Near Tijuana, Baja California, the autonomous community of Maclovio Rojas demonstrates what is possible for urban place-based political movements. More than a community, Maclovio Rojas is a women-led social movement that works for economic and political autonomy to address issues of health, education, housing, nutrition, and security.
Border Women and the Community of Maclovio Rojas tells the story of the community’s struggle to carve out space for survival and thriving in the shadows of the U.S.-Mexico geopolitical border. This ethnography by Michelle Téllez demonstrates the state’s neglect in providing social services and local infrastructure. This neglect exacerbates the structural violence endemic to the border region—a continuation of colonial systems of power on the urban, rural, and racialized poor. Téllez shows that in creating the community of Maclovio Rojas, residents have challenged prescriptive notions of nation and belonging. Through women’s active participation and leadership, a women’s political subjectivity has emerged—Maclovianas. These border women both contest and invoke their citizenship as they struggle to have their land rights recognized, and they transform traditional political roles into that of agency and responsibility.
This book highlights the U.S.-Mexico borderlands as a space of resistance, conviviality, agency, and creative community building where transformative politics can take place. It shows hope, struggle, and possibility in the context of gendered violences of racial capitalism on the Mexican side of the U.S.-Mexico border.
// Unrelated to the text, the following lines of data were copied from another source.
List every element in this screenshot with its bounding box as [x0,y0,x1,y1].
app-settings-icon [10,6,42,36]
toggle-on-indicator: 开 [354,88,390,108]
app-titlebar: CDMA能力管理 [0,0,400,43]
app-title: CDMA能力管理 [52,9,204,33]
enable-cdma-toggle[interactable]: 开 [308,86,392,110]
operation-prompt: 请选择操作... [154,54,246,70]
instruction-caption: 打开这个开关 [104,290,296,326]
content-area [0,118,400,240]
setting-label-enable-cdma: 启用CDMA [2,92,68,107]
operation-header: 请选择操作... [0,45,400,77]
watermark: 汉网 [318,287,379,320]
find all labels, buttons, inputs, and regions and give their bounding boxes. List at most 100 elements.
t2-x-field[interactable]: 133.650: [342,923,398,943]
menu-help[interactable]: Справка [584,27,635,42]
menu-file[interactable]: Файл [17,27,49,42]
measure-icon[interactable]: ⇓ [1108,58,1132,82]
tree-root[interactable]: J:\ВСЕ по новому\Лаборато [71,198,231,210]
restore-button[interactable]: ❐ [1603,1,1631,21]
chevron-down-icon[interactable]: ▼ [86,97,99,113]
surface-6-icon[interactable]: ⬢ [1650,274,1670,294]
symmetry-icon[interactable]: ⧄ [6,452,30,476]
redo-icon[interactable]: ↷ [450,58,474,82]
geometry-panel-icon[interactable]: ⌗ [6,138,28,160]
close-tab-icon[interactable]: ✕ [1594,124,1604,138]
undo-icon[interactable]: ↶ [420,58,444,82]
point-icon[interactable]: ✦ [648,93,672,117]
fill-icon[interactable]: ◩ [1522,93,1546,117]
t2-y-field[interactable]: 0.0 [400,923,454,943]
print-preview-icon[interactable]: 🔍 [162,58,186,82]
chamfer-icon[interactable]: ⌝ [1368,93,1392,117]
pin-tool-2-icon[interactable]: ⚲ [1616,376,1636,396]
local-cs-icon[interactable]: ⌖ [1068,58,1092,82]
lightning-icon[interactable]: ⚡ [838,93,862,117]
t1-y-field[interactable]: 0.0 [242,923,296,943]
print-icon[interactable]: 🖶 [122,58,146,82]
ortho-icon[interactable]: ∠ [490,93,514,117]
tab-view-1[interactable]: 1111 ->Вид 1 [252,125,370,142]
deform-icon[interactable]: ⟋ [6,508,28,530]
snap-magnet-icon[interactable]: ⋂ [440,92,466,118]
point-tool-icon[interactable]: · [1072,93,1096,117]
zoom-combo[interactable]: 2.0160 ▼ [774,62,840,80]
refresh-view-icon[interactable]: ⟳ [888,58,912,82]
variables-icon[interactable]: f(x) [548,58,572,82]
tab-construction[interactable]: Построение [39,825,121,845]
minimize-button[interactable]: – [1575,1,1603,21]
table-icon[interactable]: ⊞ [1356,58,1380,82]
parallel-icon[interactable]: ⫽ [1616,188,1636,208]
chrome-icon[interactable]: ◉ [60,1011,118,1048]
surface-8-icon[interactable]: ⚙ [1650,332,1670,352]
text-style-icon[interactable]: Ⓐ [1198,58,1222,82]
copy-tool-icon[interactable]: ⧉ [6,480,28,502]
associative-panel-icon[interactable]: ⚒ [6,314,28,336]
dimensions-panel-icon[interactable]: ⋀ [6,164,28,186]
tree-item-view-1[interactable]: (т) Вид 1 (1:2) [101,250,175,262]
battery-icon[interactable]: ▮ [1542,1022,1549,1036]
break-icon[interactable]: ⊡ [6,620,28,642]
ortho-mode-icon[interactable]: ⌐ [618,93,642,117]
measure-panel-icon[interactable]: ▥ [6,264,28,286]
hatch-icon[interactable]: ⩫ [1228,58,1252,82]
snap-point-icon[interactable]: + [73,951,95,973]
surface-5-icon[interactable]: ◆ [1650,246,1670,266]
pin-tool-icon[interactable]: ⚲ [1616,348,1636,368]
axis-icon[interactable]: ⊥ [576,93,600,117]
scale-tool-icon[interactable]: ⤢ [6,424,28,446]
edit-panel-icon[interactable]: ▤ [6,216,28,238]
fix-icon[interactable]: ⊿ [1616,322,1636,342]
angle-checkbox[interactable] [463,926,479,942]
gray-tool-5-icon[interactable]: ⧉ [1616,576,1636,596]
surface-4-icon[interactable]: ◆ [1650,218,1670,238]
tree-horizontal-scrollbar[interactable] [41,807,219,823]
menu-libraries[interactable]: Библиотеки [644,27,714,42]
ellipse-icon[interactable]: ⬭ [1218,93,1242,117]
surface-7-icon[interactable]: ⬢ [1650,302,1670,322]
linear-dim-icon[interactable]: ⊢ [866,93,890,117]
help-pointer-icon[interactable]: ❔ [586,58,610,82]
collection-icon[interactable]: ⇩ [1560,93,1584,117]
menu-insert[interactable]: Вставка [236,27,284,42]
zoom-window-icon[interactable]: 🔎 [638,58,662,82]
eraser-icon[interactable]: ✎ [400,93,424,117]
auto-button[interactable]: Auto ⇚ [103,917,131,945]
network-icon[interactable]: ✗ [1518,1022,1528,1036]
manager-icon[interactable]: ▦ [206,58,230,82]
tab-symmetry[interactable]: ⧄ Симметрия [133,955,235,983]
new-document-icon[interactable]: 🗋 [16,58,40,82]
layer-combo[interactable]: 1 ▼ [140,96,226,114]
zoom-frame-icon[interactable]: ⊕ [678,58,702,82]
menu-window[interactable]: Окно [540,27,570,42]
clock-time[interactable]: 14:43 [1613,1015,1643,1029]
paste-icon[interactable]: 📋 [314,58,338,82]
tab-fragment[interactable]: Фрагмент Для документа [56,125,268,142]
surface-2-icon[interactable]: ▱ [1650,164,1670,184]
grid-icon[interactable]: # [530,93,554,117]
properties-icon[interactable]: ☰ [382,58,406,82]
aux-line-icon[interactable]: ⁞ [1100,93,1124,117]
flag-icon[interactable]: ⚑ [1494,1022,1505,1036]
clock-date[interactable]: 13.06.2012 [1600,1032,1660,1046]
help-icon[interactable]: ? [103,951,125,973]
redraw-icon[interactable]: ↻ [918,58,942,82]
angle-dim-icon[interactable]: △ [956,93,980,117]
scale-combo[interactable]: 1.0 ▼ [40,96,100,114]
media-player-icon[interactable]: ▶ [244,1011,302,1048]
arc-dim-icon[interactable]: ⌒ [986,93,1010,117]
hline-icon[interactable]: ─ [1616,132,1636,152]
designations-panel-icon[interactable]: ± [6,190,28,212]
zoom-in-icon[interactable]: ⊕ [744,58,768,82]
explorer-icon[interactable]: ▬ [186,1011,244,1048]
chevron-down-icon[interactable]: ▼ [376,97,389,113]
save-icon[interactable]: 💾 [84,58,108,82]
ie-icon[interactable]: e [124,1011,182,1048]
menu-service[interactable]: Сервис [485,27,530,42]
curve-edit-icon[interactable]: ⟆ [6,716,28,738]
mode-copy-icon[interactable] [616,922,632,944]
Border Women and the Community of Maclovio Rojas shows how, even under neoliberalism, our gente can build autonomous spaces rooted in struggle and comunidad. Maclovio Rojas is a powerful example of mujeres leading with courage and vision — not just for survival, but for collective dignity.
These compañeras built something real and lasting, showing that creating a just world takes sacrifice, discipline, and deep love for our people. In a time when many feel hopeless, their resistance offers us fuerza — not as inspiration alone, but as a lesson in what is possible when we organize from below.
Their story isn’t about charity or reform — it’s about self-determination. It’s a call to continue the lucha in our own barrios, with that same revolutionary spirit.